Le 2 mai 1959, le Centre de recherche sous-marine de l’OTAN à La Spezia (Italie) a été ouvert. Il mène actuellement des travaux de recherche maritime pour répondre aux besoins opérationnels et de transformation de l’Alliance.
En 1966, le Collège de défense de l’OTAN a été transféré à son emplacement actuel, à Rome.
En 1971, le Comité militaire a créé un Groupe d'entraînement OTAN. Ce groupe s’est réuni pendant plusieurs années avec le groupe Eurotraining, qui avait été mis en place pour compléter les dispositions relatives à l’entraînement multinational entre les pays européens.
En 1975, l’École de l’OTAN à Oberammergau (Allemagne) a reçu sa charte et son nom actuel. Pendant près de vingt ans, elle a surtout consacré ses stages aux questions relatives à la défense collective de l’OTAN.
La formation OTAN s’ouvre aux Partenaires
Depuis la fin de la Guerre froide, l’Alliance cherche à accroître son engagement politique avec les pays non membres. À mesure que l’Alliance a développé ses consultations politiques, elle a donné aux pays non membres accès à ses stages d’entraînement et de formation.
En 1994, l’OTAN a invité les anciens pays du Pacte de Varsovie, les anciennes républiques soviétiques et les pays non membres d’Europe occidentale à adhérer au programme de Partenariat pour la paix. Ce programme spécifie que les pays participants chercheront à accroître leur niveau d’interopérabilité avec les forces de l’OTAN. Cet accord a ouvert la voie aux entraînements conjoints entre les pays de l'OTAN et les pays partenaires. Il a aussi marqué le début du soutien de l’Alliance aux Partenaires sur les questions de réforme de la défense.
Les établissements de formation de l’OTAN ont rapidement emboîté le pas. En octobre 1994, par exemple, le premier stage s’adressant à des officiers des pays partenaires a été organisé à l’École des systèmes d'information et de communication de l'OTAN. De son côté, le Collège de défense de l’OTAN a intégré les questions de Partenariat pour la paix dans le module OSCE existant de sa session principale. Cette session fait toujours partie du programme de formation du Collège.

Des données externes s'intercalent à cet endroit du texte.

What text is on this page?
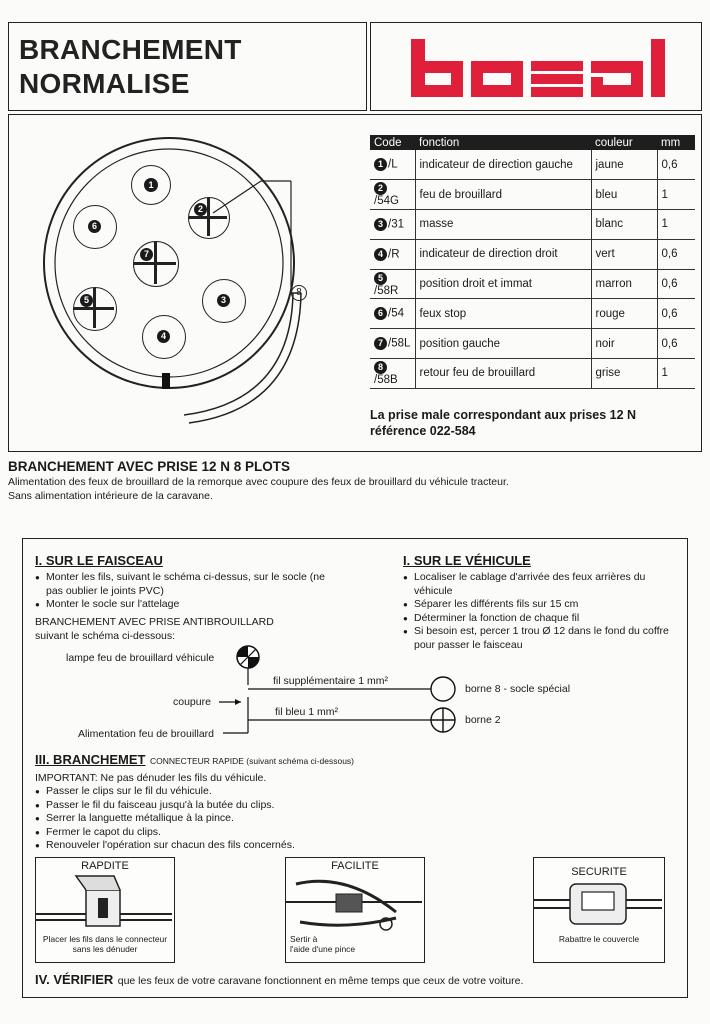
BRANCHEMENT
NORMALISE
1
2
3
4
5
6
7
8
Code	fonction	couleur	mm
1 /L	indicateur de direction gauche	jaune	0,6
2/54G	feu de brouillard	bleu	1
3 /31	masse	blanc	1
4 /R	indicateur de direction droit	vert	0,6
5/58R	position droit et immat	marron	0,6
6 /54	feux stop	rouge	0,6
7 /58L	position gauche	noir	0,6
8/58B	retour feu de brouillard	grise	1
La prise male correspondant aux prises 12 N
référence 022-584
BRANCHEMENT AVEC PRISE 12 N 8 PLOTS
Alimentation des feux de brouillard de la remorque avec coupure des feux de brouillard du véhicule tracteur.
Sans alimentation intérieure de la caravane.
I. SUR LE FAISCEAU
● Monter les fils, suivant le schéma ci-dessus, sur le socle (ne pas oublier le joints PVC)
● Monter le socle sur l'attelage
BRANCHEMENT AVEC PRISE ANTIBROUILLARD
suivant le schéma ci-dessous:
I. SUR LE VÉHICULE
● Localiser le cablage d'arrivée des feux arrières du véhicule
● Séparer les différents fils sur 15 cm
● Déterminer la fonction de chaque fil
● Si besoin est, percer 1 trou Ø 12 dans le fond du coffre pour passer le faisceau
lampe feu de brouillard véhicule
fil supplémentaire 1 mm²
borne 8 - socle spécial
coupure
fil bleu 1 mm²
borne 2
Alimentation feu de brouillard
III. BRANCHEMET CONNECTEUR RAPIDE (suivant schéma ci-dessous)
IMPORTANT: Ne pas dénuder les fils du véhicule.
● Passer le clips sur le fil du véhicule.
● Passer le fil du faisceau jusqu'à la butée du clips.
● Serrer la languette métallique à la pince.
● Fermer le capot du clips.
● Renouveler l'opération sur chacun des fils concernés.
RAPDITE
Placer les fils dans le connecteur
sans les dénuder
FACILITE
Sertir à
l'aide d'une pince
SECURITE
Rabattre le couvercle
IV. VÉRIFIER que les feux de votre caravane fonctionnent en même temps que ceux de votre voiture.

Le Dialogue méditerranéen a lui aussi été créé en 1994 ; il s’agissait au départ d’une tribune permettant de mener un dialogue politique avec les pays allant de l’ouest de l’Afrique du Nord jusqu’au Moyen-Orient en passant par la bordure sud de la Méditerranée (Algérie, Egypte, Israël, Jordanie, Maroc et Tunisie). En 1997, lors d’une réunion à Sintra (Portugal), l’Alliance a décidé d’ouvrir certaines activités de formation militaire aux pays participant au Dialogue méditerranéen.
En 1998, le Conseil de partenariat euro-atlantique a approuvé la création du Groupement PPP, qui rassemble les centres d’entraînement PPP et le réseau de simulation PPP.
Le partenariat est apparu comme l’un des grands thèmes de fond du Sommet de Washington en 1999, au cours duquel les chefs d’État et de gouvernement ont approuvé des projets pour un Partenariat renforcé et plus opérationnel. Cette initiative a amélioré la coopération militaire entre les forces des Partenaires et les forces des Alliés grâce à des initiatives auxiliaires comme le programme de renforcement de la formation et de l'entraînement PPP.
À la suite de la révision du Concept stratégique en 1999, le rôle de l’École de l’OTAN a été fondamentalement modifié ; il prévoit désormais la coopération et le dialogue avec les personnels civils des pays n’appartenant pas à l’OTAN. L’École de l’OTAN sert actuellement de centre pour la formation et l’entraînement individuels de personnels civils et militaires des pays de l’OTAN, des pays partenaires, des pays du Dialogue méditerranéen et des pays de contact.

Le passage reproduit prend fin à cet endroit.